En Ons, gozan de popularidad las rutas de trekking, el relax en playas como Melide y Area dos Cans y la exploración de enclaves tan singulares como O Buraco do Inferno. Degustar el pulpo al estilo Ons es toda una experiencia en este destino insular.
Otros parajes isleños que pueden visitarse desde Portonovo es Tambo, frente a Combarro. Este territorio de menos de treinta hectáreas de superficie pertenece al Concello de Poio y se ha convertido en un paraíso para los senderistas.
La localidad de Combarro, célebre por sus hórreos tradicionales, se ubica a veinte minutos en coche de Portonovo y posee un impresionante casco histórico. Destacan las bodegas y restaurantes típicos de la Rúa do Mar, la arteria comercial del municipio gallego.

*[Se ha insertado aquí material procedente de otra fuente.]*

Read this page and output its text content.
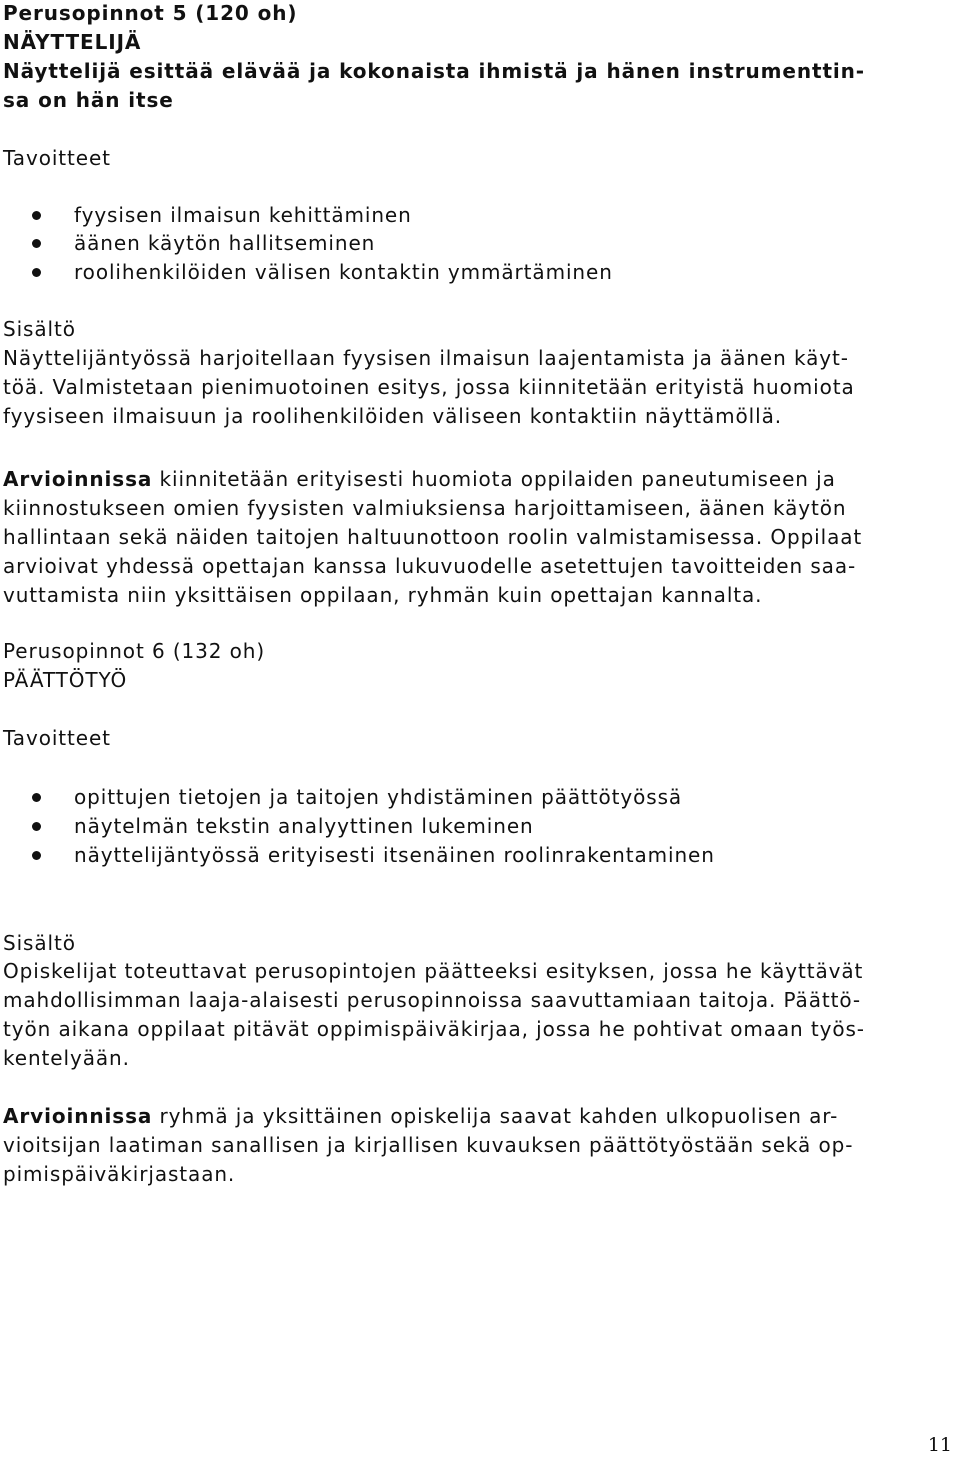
Perusopinnot 5 (120 oh)
NÄYTTELIJÄ
Näyttelijä esittää elävää ja kokonaista ihmistä ja hänen instrumenttin-
sa on hän itse
Tavoitteet
fyysisen ilmaisun kehittäminen
äänen käytön hallitseminen
roolihenkilöiden välisen kontaktin ymmärtäminen
Sisältö
Näyttelijäntyössä harjoitellaan fyysisen ilmaisun laajentamista ja äänen käyt-
töä. Valmistetaan pienimuotoinen esitys, jossa kiinnitetään erityistä huomiota
fyysiseen ilmaisuun ja roolihenkilöiden väliseen kontaktiin näyttämöllä.
Arvioinnissa kiinnitetään erityisesti huomiota oppilaiden paneutumiseen ja
kiinnostukseen omien fyysisten valmiuksiensa harjoittamiseen, äänen käytön
hallintaan sekä näiden taitojen haltuunottoon roolin valmistamisessa. Oppilaat
arvioivat yhdessä opettajan kanssa lukuvuodelle asetettujen tavoitteiden saa-
vuttamista niin yksittäisen oppilaan, ryhmän kuin opettajan kannalta.
Perusopinnot 6 (132 oh)
PÄÄTTÖTYÖ
Tavoitteet
opittujen tietojen ja taitojen yhdistäminen päättötyössä
näytelmän tekstin analyyttinen lukeminen
näyttelijäntyössä erityisesti itsenäinen roolinrakentaminen
Sisältö
Opiskelijat toteuttavat perusopintojen päätteeksi esityksen, jossa he käyttävät
mahdollisimman laaja-alaisesti perusopinnoissa saavuttamiaan taitoja. Päättö-
työn aikana oppilaat pitävät oppimispäiväkirjaa, jossa he pohtivat omaan työs-
kentelyään.
Arvioinnissa ryhmä ja yksittäinen opiskelija saavat kahden ulkopuolisen ar-
vioitsijan laatiman sanallisen ja kirjallisen kuvauksen päättötyöstään sekä op-
pimispäiväkirjastaan.
11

La capital del vino albariño, Cambados, es otra excursión demandada entre los turistas a su paso por la ría de Vigo. Se sitúa a veinticinco minutos en coche de Portonovo y alberga monumentos como el Pazo de Fefiñáns o las ruinas de Santa Mariña de Dozo.
A media hora de camino, Catoira es mundialmente famosa por su vinculación con los ataques vikingos entre los siglos nueve y once. De esta época se conservan las Torres del Oeste. Agosto es el mejor mes para visitarla porque sus habitantes celebran la Romería Vikinga.